6. Jourdan Imani Keith
Jourdan Imani Keith has a long history as an environmental justice advocate, and her work as a storyteller and playwright lives in that legacy. The founder and director of the Urban Wilderness Project, designed to challenge the ways in which environmental degradation disproportionately impacts women, LGBTQ people, poor communities, and communities of color, Keith offers art and performance workshops to bring the “endangered species” of the human world into closer contact with the natural world. Keith’s work (see her recent essays in Orion, including “At Risk,” and “Desegregating Wilderness”) is infused with a connection to the land as a space for healing and a source of comfort in a world of injustice, alongside an interrogation of the lack of access to green spaces for vulnerable populations.

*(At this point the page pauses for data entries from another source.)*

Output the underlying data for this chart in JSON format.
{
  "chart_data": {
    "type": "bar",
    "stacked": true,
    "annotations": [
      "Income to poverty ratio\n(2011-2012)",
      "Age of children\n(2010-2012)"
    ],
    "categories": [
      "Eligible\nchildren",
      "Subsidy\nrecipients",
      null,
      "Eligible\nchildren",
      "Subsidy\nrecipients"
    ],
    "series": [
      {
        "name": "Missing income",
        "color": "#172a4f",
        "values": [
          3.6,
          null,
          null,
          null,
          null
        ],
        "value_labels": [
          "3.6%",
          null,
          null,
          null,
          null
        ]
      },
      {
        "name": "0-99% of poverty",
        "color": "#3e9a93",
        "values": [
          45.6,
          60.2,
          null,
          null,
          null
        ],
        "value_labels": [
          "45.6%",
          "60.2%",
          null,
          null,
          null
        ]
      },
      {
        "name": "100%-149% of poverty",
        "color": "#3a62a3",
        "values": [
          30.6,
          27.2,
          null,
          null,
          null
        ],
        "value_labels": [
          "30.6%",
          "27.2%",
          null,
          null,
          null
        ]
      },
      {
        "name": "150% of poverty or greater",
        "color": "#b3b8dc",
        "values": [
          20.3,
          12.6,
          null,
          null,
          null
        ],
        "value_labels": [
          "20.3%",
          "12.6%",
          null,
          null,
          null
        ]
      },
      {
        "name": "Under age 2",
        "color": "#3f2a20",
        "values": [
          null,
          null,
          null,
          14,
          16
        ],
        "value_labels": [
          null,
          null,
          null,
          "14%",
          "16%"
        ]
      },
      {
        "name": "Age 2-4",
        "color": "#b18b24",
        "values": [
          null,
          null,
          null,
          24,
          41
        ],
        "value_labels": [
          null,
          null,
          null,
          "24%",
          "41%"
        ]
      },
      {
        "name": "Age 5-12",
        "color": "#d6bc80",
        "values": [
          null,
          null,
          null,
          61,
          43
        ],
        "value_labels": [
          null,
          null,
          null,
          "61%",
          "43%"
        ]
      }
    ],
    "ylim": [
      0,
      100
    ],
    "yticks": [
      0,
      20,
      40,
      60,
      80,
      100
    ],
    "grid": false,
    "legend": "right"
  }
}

Keith’s writing unravels the systematic forces of oppression, and enacts her commitment to bring voices from the margin into the environmental writing conversation.
7. Belle Boggs
Belle Boggs is already a successful fiction writer — her first collection of short stories, Mattaponi Queen, won the Bakeless Prize — but her first nonfiction book, The Art of Waiting: On Fertility, Medicine, and Motherhood, will be published later this year by Graywolf Press. Anyone familiar with Boggs’ fiction, with its dark, raging thunderstorms and treasure-laden, land-eating sinkholes, won’t be surprised that her nonfiction sees the natural world as an active force, as present as any character. Boggs’s essays explore motherhood, from nesting bald eagles to pregnant gorillas at the local zoo, but roam widely across both wild and interior territory as she reflects on the struggles of infertility. I think The Art of Waiting will place Boggs in the long tradition of women writing nature and the body, coming to terms with the intimacy between our natural and physical geographies.